シェフのひとりごと(11)

シェフのひとり言(13)

久しぶりにこのコーナーを再開します。実は別のテーマで書いていたのですが,緊急にこの稿を先行することにしました。なぜなら今年(2000年)は日本のスペイン料理界にとって,大げさに言えば,画期的な年となるかもしれないからです。待望のハモンセラーノ(生ハム)がやっと輸入解禁になったのです。「なあんだー」とおっしゃる向きもおられるでしょう。しかし、これは我々スペイン料理に携わるものにとっては重大な事件といえるでしょう。
スペイン料理には絶対に欠かす事の出来ないこの食材は、世界最高の生ハムといわれながら、不思議なことに今まで輸入出来なかったのです。
ハモンセラーノの製法や特徴などに付いては,雑誌や書物によく取り上げられていますので,ここでは省略しますが、これが他の生ハムとはまったく異次元の又よく似ているといわれるイタリアのプロシュートとも一線を画す、美味なものだという事はいくらでも強調しておいて言いと思います。
ところで,当然ながら私どもを含め日本のスペイン料理店で扱っているハモンセラーノは日本製なのですが,生産者の努力と熱心な研究のおかげで、これら日本産ハモンセラーノはスペイン産のハモンの通常品に勝るとも劣らない品質であることも申し上げておきましょう。
じゃあなぜそんな大騒ぎをするのかと聞かれるかも知れません。それは輸入解禁によってあの、俗にパタネグラと呼ばれるハモン・イベリコが手に入る可能性が現実のものとなったからです。ハモン・イベリコはハモンセラーノの中でも特別な存在で、スペインにしかいないイベリア種の豚(セルド・イベリコ)をペジョータというどんぐりの一種を食べさせる独特の方法で飼育したものを使い、2年以上かけて熟成させて作るものです。
このハモン・イベリコの味わいを表現するのは私には不可能なのですが,一度食べれば忘れられないーーーその他のハムの存在など消し飛んでしまうーーーほどのものなのです。
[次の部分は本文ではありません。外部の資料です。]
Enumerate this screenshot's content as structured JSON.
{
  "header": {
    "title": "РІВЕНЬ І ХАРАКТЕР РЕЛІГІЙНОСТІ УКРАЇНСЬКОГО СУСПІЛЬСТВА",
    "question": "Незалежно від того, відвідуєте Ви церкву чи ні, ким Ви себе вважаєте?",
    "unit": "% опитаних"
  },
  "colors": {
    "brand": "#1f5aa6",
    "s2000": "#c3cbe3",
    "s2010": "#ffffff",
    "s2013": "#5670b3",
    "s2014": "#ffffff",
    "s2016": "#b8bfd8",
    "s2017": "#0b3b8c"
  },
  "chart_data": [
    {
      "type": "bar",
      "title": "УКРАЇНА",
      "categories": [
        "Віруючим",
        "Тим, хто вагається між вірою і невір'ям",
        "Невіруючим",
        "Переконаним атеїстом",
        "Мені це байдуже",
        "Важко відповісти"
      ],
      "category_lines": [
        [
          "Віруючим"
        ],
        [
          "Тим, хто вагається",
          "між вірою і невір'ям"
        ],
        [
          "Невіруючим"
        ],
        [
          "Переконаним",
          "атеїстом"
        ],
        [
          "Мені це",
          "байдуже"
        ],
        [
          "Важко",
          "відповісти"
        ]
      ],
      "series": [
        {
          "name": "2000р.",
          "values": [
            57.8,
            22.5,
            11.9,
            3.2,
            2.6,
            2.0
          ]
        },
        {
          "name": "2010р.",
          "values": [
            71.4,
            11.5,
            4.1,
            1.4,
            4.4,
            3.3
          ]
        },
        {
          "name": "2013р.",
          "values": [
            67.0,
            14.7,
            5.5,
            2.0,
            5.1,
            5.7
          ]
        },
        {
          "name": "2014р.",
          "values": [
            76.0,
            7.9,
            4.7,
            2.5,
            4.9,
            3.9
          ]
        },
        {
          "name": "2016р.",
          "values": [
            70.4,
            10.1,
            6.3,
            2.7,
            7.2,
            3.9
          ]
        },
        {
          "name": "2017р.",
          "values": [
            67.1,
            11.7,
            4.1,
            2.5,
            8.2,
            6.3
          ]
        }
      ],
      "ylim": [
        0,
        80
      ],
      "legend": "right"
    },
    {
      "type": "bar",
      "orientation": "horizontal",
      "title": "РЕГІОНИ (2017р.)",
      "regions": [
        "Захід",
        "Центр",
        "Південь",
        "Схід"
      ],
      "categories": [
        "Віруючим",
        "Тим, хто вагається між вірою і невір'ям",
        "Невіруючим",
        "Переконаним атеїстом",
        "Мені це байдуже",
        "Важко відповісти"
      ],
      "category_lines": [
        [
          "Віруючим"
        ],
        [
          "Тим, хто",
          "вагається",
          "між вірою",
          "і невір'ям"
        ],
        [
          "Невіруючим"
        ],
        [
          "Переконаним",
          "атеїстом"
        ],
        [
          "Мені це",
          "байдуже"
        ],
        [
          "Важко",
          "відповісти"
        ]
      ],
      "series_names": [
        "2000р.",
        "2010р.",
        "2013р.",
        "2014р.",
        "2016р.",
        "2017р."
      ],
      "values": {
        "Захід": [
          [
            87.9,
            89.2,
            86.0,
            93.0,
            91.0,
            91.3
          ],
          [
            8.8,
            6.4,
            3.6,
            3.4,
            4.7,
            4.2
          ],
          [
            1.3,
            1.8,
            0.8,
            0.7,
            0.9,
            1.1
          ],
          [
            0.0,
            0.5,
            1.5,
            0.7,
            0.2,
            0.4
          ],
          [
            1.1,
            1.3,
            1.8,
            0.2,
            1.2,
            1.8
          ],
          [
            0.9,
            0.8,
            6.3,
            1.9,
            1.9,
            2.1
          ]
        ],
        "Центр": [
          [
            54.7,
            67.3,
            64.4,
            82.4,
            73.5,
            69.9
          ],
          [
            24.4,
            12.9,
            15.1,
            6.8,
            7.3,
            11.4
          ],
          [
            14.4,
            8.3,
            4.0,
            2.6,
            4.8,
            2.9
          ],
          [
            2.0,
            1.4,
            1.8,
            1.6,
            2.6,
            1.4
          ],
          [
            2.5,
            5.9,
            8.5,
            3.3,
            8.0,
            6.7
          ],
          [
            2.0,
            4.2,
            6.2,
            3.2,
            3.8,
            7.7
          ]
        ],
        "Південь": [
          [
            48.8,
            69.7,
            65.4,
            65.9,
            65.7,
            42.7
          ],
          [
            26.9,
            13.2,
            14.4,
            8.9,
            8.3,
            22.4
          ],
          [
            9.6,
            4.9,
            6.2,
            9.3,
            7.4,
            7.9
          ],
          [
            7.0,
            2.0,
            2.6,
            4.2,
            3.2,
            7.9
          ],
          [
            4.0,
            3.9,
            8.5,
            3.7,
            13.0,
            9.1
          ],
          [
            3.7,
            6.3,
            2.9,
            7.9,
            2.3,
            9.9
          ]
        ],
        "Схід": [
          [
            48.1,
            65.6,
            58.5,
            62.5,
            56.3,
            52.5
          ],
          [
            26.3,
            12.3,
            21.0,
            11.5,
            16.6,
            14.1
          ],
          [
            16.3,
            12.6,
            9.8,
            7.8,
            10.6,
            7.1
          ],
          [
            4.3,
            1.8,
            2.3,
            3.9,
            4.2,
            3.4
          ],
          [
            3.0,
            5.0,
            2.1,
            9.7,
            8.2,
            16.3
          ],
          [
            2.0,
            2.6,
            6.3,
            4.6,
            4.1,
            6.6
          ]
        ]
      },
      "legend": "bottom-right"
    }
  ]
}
問題はこれが生産量も少なく高価な事なのです。私どもの目下の関心事はこの当たりにあるわけですが,もし、いい状態のハモン・イベリコが手に入るなら,(その値段にはとりあえず目をつぶって)一度食べてみてほしいのです。
スペイン料理といえばほとんどの日本人はパエリャと等記号で結ばれているだけの認識なのですが,これがその認識を変える大きなきっかけになれば良いと思うのです。
先日ある百貨店にスペイン産ハモンセラーノが(通常品ですが)すでに売られていて,びっくりして少し買い求めてみました。結果は残念、日にちが経っているのか骨抜き加工のせいなのかがっくり来てしまいました。まあ一般に売り出されたというだけでも一歩前進というべきかも知れません。